Home > Art, Museums > Miró at SAM, 2

Miró at SAM, 2


[From website of Museo Nacional Centro de Arte Reina Sofía]

I wrote two months ago about the opening at the Seattle Art Museum of the exhibition Miró: The Experience of Seeing. This past Wednesday, we were fortunate to see the exhibition again as part of a small tour group led by Catharina Manchanda, SAM’s curator of modern and contemporary art.

Let me repeat from my earlier post the exhibition description, provided jointly by Catharina and Chiyo Ishikawa, SAM’s curator of European painting:

This exhibition, drawn entirely from the collection of the Museo Nacional Centro de Arte Reina Sofía, Madrid, offers a fresh assessment of the late period in Miró’s work—a body of work that audiences in the United States have not had the opportunity to fully appreciate. The exhibition brings together over 50 paintings, drawings and sculptures made in the period between 1963 and 1983 that testify to the artist’s ingenuity and inventiveness to the very end of his life. Bold and colorful paintings employing his personal visual language alternate with near-abstract compositions. Although Miró had experimented with sculpture in earlier periods, it is only in the late years that painting and sculpture stand in direct dialogue with each other—a principal feature of this exhibition.

The paintings and sculptures in the exhibition plumb the process of making art, part of Miró’s concern since his earliest works. In his quest to transcend easel painting, Miró expanded pictorial space across vast canvas fields, using an increasingly simplified language to turn accidental or fortuitous motifs into calligraphic signs. In his sculpture, the inspiration of found objects is more overt, linking the work to his Surrealist explorations of the 1920s as well as the sculptural inventions of his contemporary, Pablo Picasso. Miró also employs many of the same forms and signs in his sculpture, as in his paintings, creating a synergy between the two bodies of work. His work during these mature years represents a personal language where painting and sculpture are equally valued.

Catharina is a superb guide, as we learned two Decembers ago when she led us through the exhibition Elles: Women Artists From the Centre Pompidou Paris. She gave us a much better appreciation of both Miró’s art and exhibition’s themes than we obtained on our visit opening night. I won’t try to pass any of that on in this post. Instead, I’ll highlight one aspect.

About halfway through the tour, Catharina brought us into a room that features three large paintings with white backgrounds. She turned to a boy, the youngest member of the audience, and asked what he thought one of the paintings was representing, inviting all of us (who didn’t know the painting’s title) to contemplate this as well. The painting is the one pictured at top.

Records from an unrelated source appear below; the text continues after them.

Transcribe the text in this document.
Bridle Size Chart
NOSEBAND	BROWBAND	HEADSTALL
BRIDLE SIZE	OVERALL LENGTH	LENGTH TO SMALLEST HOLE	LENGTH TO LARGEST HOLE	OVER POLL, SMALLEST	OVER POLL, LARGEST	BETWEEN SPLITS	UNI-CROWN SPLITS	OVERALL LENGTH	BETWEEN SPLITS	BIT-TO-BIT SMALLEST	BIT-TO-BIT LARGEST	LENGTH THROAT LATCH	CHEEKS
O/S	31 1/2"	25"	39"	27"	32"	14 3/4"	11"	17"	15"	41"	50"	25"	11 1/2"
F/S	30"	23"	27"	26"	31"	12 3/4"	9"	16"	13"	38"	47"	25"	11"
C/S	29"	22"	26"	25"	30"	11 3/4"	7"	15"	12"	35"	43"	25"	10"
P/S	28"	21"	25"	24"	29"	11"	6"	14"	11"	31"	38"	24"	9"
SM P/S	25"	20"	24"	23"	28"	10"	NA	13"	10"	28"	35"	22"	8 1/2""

I knew neither the title nor what the painting depicted, but I was reminded immediately of a famous scene, that of miners climbing the Chilkoot Trail to Chilkoot Pass in order to reach the gold fields during the Klondike Gold Rush in 1898.

An excellent place to learn more about the gold rush is the Klondike Gold Rush National Historical Park, which has a branch right here in the Pioneer Square neighborhood of Seattle. You can follow the miners’ route yourself:

The Chilkoot Trail is one of two main routes to the Klondike that originate in this area. Long before the gold rush, the trail was established by Tlingit people as a trade route into the interior of Canada. Fish, seal oil and seaweed were traded with the First Nations peoples for moose and caribou hides, plant materials and other goods unavailable on the coast.

The most challenging way to follow in the footsteps of the stampeders and natives is by hiking the 33-mile-long Chilkoot Trail, accessible only on foot. It is a difficult hike and usually takes three to five days. The trail begins at the Taiya River bridge near the Dyea townsite and travels over the Chilkoot Pass to Lake Bennett.

But I stray. Here’s what the climb looked like:


What do you think? Is there a resemblance? Could Miró have been painting the climb to Chilkoot Pass?

Apparently not. Miró gave the painting the title Oiseau dans l’espace, or Bird in Space. Nonetheless, I had fun imagining that the two scenes might be connected.